The dipole moment of AuH

Abstract

A finite-field perturbation approach is used to study the relativistic and relativistic-correlation contributions to electric properties of AuH. The relativistic terms in the molecular Hamiltonian are approximated by the so-called Cowan–Griffin perturbation operator whose first-order contributions are evaluated in a large basis set of Gaussian functions. The electron correlation contribution is accounted for by using the many body perturbation theory methods. Both the relativistic and electron correlation effects as well as the mixed relativistic-correlation contributions are shown to be important in accurate predictions of the dipole moment of AuH. According to the present study the dipole moment of the 1Σ+ ground electronic state of AuH calculated at the experimental equilibrium bond distance of 2.880 bohr is found to be in the range between 0.6–0.7 a.u.
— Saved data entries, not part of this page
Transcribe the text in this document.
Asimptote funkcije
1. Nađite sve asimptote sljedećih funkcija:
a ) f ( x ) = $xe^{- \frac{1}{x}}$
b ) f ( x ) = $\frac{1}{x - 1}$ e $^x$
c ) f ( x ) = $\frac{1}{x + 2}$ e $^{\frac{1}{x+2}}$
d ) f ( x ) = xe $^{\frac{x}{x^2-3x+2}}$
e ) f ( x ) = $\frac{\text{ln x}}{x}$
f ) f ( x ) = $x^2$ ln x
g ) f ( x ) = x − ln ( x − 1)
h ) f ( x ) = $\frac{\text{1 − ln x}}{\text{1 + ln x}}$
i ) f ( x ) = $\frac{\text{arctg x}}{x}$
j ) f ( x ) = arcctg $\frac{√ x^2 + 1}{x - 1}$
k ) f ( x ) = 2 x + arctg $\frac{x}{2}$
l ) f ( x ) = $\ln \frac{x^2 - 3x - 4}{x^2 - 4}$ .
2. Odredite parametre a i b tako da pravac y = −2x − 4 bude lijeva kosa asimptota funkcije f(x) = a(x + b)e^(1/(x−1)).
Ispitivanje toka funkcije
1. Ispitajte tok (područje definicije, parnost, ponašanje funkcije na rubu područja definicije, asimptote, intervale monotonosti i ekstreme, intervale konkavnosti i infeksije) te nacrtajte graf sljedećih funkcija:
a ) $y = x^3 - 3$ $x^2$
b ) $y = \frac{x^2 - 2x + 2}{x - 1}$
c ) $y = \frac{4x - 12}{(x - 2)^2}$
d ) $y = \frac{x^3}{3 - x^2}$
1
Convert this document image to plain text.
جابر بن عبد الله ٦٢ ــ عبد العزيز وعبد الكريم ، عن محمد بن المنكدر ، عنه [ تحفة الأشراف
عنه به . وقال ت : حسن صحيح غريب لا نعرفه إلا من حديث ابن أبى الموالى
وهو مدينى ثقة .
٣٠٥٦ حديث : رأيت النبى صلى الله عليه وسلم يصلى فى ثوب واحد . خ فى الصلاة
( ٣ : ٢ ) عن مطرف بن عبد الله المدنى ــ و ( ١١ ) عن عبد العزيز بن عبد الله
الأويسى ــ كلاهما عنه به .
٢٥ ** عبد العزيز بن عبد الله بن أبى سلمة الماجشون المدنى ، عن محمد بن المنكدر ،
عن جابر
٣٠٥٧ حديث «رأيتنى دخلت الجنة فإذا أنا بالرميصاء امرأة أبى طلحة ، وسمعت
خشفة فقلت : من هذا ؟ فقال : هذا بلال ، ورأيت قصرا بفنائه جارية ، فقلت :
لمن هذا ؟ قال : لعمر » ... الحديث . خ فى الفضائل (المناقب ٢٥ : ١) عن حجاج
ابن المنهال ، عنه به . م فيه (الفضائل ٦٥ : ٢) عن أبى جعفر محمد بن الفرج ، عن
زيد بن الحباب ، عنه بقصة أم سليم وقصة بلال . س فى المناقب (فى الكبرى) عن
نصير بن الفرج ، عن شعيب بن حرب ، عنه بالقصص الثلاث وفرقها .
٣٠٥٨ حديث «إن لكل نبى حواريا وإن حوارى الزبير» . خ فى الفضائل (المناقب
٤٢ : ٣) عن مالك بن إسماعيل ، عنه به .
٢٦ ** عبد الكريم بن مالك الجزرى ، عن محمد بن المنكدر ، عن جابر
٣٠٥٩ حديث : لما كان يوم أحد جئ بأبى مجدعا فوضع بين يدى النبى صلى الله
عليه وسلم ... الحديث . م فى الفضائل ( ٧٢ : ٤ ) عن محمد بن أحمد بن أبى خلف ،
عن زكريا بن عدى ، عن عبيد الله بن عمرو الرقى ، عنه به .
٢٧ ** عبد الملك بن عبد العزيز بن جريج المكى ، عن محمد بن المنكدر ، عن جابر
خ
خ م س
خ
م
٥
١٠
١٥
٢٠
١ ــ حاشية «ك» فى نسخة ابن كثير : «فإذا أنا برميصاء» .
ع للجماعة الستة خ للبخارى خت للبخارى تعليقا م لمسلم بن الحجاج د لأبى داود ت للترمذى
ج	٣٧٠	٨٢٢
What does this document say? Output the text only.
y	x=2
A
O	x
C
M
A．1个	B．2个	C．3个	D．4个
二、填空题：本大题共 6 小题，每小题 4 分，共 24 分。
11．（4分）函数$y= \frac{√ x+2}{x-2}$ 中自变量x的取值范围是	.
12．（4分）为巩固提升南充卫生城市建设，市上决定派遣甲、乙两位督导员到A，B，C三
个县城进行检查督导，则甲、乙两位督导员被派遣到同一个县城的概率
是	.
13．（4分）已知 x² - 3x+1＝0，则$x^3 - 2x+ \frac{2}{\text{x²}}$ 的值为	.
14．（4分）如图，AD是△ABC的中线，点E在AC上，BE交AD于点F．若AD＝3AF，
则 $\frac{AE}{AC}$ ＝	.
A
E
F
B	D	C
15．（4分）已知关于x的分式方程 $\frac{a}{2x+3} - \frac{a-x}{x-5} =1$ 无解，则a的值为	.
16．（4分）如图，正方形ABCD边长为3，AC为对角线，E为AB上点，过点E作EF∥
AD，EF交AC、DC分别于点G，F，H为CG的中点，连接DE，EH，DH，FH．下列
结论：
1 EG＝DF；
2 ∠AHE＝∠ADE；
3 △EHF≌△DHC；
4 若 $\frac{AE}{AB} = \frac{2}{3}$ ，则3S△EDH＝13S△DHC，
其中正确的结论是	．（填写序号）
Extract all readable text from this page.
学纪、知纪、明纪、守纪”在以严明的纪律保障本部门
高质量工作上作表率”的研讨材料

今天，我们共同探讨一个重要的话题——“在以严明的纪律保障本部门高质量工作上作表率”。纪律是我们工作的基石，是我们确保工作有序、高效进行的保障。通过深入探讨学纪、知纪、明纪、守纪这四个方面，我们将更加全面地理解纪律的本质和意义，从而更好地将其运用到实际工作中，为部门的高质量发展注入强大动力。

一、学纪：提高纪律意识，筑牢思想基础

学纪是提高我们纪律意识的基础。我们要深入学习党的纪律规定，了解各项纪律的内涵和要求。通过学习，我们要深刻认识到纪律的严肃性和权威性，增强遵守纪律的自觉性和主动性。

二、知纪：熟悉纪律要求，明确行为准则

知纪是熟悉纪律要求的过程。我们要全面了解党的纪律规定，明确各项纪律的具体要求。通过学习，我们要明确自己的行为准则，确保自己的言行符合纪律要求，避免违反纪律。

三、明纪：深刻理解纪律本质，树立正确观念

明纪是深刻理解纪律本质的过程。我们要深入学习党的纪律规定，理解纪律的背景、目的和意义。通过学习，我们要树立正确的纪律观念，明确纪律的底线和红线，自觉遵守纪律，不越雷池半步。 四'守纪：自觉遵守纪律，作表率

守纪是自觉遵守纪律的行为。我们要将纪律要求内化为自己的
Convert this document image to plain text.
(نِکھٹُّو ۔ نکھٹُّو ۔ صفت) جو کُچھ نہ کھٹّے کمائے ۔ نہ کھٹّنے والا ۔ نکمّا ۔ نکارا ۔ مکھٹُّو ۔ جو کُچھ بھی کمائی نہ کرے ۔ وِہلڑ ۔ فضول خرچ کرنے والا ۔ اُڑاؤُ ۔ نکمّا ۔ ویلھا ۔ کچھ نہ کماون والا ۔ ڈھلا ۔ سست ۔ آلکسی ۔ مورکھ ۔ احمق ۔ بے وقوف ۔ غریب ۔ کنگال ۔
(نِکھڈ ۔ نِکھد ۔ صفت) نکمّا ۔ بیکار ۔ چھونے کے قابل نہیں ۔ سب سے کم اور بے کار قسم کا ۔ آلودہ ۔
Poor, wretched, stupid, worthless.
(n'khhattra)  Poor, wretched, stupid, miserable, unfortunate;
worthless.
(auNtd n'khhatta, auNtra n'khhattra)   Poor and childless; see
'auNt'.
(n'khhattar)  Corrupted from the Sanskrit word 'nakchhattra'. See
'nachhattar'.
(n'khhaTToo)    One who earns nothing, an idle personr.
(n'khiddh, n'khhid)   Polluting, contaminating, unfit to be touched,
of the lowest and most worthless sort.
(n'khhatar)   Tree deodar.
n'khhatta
The quadrupole moment of AuH is shown to have positive sign in the relativistic-correlated treatment while its negative value is predicted in nonrelativistic calculations. The parallel component of the dipole polarizability tensor is found to be equal to about 44. a.u. It is also shown that the electric property values of AuH are strongly affected by the electron correlation effects involving the next-to-valence shell of the Au atom. The valence approximation gives quite unrealistic results for both the electron correlation and relativistic contributions to electric properties of AuH.